Harnessing TI Feeds for Exploitation Detection
Kajal Patel, Zubair Shafiq, Mateus Nogueira, Daniel Sadoc Menasché, Enrico Lovat, Taimur Kashif, Ashton Woiwood, Matheus Martins
TL;DR
The paper tackles automated detection of vulnerability exploitation in the wild from large, heterogeneous Threat Intelligence feeds. It introduces a machine learning pipeline that leverages static and dynamic embeddings (Doc2Vec/TI2Vec; BERT/TIBERT) to convert loosely structured TI text into predictive features, trained against expert-labeled ground truth. Through longitudinal and temporal+spatial evaluations across 191 TI feeds, TI-based embeddings (especially TIBERT) achieve up to about 0.78 F1, demonstrating strong potential for data-driven vulnerability risk assessment and updating risk catalogs like CVSS/EPSS. The work provides a scalable framework for translating TI feed data into actionable exploitation signals to support incident response and proactive patch management.
Abstract
Many organizations rely on Threat Intelligence (TI) feeds to assess the risk associated with security threats.
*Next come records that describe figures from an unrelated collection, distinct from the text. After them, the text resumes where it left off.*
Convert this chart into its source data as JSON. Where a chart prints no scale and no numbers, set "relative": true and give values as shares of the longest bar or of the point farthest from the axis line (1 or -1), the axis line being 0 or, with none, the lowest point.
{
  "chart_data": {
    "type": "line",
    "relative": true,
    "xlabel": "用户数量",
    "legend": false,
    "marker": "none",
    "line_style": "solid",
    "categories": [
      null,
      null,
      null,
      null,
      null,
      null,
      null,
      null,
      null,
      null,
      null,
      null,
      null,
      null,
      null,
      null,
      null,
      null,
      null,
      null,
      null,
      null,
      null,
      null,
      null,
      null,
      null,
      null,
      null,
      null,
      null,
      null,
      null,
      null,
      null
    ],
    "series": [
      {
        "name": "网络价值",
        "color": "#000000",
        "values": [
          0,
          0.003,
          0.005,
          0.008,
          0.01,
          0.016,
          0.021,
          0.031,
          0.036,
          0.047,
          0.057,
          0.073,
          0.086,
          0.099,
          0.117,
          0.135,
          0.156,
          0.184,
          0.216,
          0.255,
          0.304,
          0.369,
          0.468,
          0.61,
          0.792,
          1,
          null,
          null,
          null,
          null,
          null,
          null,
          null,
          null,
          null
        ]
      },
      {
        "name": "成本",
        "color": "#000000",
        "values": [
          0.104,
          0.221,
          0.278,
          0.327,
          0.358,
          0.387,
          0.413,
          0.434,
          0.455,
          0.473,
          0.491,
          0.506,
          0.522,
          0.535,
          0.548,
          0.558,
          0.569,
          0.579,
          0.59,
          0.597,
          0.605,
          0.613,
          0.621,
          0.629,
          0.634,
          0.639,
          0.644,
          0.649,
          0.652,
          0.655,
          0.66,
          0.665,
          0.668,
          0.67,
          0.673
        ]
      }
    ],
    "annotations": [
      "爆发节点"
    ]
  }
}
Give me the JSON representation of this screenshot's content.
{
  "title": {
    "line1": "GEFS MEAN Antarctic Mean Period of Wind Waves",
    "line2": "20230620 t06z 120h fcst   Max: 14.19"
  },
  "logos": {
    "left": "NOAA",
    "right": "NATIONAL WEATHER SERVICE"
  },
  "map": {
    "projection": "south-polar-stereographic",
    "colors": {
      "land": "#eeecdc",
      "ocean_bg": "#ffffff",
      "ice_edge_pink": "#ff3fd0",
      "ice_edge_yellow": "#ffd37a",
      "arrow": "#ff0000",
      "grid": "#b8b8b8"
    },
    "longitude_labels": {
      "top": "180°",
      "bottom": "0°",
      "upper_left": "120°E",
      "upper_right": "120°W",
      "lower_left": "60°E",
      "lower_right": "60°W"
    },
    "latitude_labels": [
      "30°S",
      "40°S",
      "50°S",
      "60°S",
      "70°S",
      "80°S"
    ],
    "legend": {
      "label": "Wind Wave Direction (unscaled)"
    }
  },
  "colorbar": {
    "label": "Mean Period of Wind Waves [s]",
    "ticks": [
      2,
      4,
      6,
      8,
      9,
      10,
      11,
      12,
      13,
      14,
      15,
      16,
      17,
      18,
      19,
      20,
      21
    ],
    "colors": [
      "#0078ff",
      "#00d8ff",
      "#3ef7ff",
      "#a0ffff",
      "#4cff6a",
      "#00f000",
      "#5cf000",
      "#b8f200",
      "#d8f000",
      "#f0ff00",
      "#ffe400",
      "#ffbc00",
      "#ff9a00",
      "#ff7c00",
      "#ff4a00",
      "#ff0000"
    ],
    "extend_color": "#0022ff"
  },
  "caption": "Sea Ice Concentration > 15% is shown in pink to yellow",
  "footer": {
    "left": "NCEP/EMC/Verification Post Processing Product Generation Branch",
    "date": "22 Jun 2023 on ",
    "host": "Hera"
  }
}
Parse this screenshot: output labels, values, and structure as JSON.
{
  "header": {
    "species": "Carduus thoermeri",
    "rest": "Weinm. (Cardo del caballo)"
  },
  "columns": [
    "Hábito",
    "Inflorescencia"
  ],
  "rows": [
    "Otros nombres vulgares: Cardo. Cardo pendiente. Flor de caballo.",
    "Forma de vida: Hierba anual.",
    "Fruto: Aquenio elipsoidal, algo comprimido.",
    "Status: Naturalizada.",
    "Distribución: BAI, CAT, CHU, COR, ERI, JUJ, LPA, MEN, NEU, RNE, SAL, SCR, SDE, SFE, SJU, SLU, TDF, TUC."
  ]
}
Due to the volume and heterogeneity of data, it is prohibitive to manually analyze the threat information available in different loosely structured TI feeds. Thus, there is a need to develop automated methods to vet and extract actionable information from TI feeds. To this end, we present a machine learning pipeline to automatically detect vulnerability exploitation from TI feeds. We first model threat vocabulary in loosely structured TI feeds using state-of-the-art embedding techniques (Doc2Vec and BERT) and then use it to train a supervised machine learning classifier to detect exploitation of security vulnerabilities. We use our approach to identify exploitation events in 191 different TI feeds. Our longitudinal evaluation shows that it is able to accurately identify exploitation events from TI feeds only using past data for training and even on TI feeds withheld from training. Our proposed approach is useful for a variety of downstream tasks such as data-driven vulnerability risk assessment.